On the middle phase of the disease process, Marilyn Albert of Johns Hopkins said to the assembled audience that after months of intensive work, the group settled on the term “MCI due to AD.” Terminology is important—and frequently contentious—in efforts to define diagnostic criteria. Gone from the new proposed vocabulary are the words “amnestic MCI (aMCI)” or “conversion,” reflecting consensus that the disease worsens progressively rather than stepping over a discrete threshold.

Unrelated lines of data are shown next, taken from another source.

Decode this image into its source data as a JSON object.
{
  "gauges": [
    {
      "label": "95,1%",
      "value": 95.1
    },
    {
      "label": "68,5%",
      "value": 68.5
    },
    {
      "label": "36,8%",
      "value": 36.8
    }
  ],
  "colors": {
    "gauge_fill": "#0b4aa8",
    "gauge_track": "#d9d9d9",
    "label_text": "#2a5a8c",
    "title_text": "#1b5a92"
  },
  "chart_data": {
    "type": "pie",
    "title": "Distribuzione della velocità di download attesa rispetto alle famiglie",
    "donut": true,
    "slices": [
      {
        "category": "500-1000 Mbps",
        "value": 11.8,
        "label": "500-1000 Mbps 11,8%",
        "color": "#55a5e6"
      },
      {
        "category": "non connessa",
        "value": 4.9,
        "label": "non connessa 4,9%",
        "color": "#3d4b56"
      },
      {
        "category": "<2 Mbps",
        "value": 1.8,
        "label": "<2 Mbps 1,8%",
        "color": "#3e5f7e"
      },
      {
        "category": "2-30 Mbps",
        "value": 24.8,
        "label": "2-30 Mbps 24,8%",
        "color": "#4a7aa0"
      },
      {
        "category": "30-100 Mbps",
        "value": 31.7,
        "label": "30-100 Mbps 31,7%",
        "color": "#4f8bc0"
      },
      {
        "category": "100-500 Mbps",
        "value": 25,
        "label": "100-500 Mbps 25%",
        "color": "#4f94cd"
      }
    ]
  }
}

The criteria for MCI due to AD remain similar to the old MCI criteria in that they require a cognitive concern and impairment in one or more domains. They are different in that they broaden the domains in which the cognitive deficit can occur to now include language, visuospatial function, or executive functions such as reasoning and problem solving, as did the AD Dementia workgroup. They also require a higher level of functional independence. Importantly, the draft criteria incorporate biomarker measurements in various ways for research purposes. They distinguish amyloid evidence—which is considered evidence that Alzheimer’s, rather than a different disease, is ongoing—from downstream measures of structural or functional change. The proposed MCI due to AD criteria fall into three types, with increasing levels of certainty bestowed, in part, by increasing biomarker/imaging data. In short, the criteria focus on what other groups call prodromal AD. They describe other conditions to the extent that they assist the differential diagnosis. The biggest news lies in their use of biomarkers to increase the certainty of the diagnosis.
These draft criteria ultimately are also intended to be helpful throughout the world, not just in tertiary care centers, Albert said. But she added a caution. “Although we are trying to incorporate biomarkers, we still think there is much to be learned about them. Todd Golde, in his plenary lecture here at ICAD, called the use of biomarkers in AD diagnosis a paradigm shift, and we agree. It would be premature to ask all clinicians in community settings to shift toward using them at this point.” The draft criteria will evolve as new biomarker data come in, Albert added.—Gabrielle Strobel.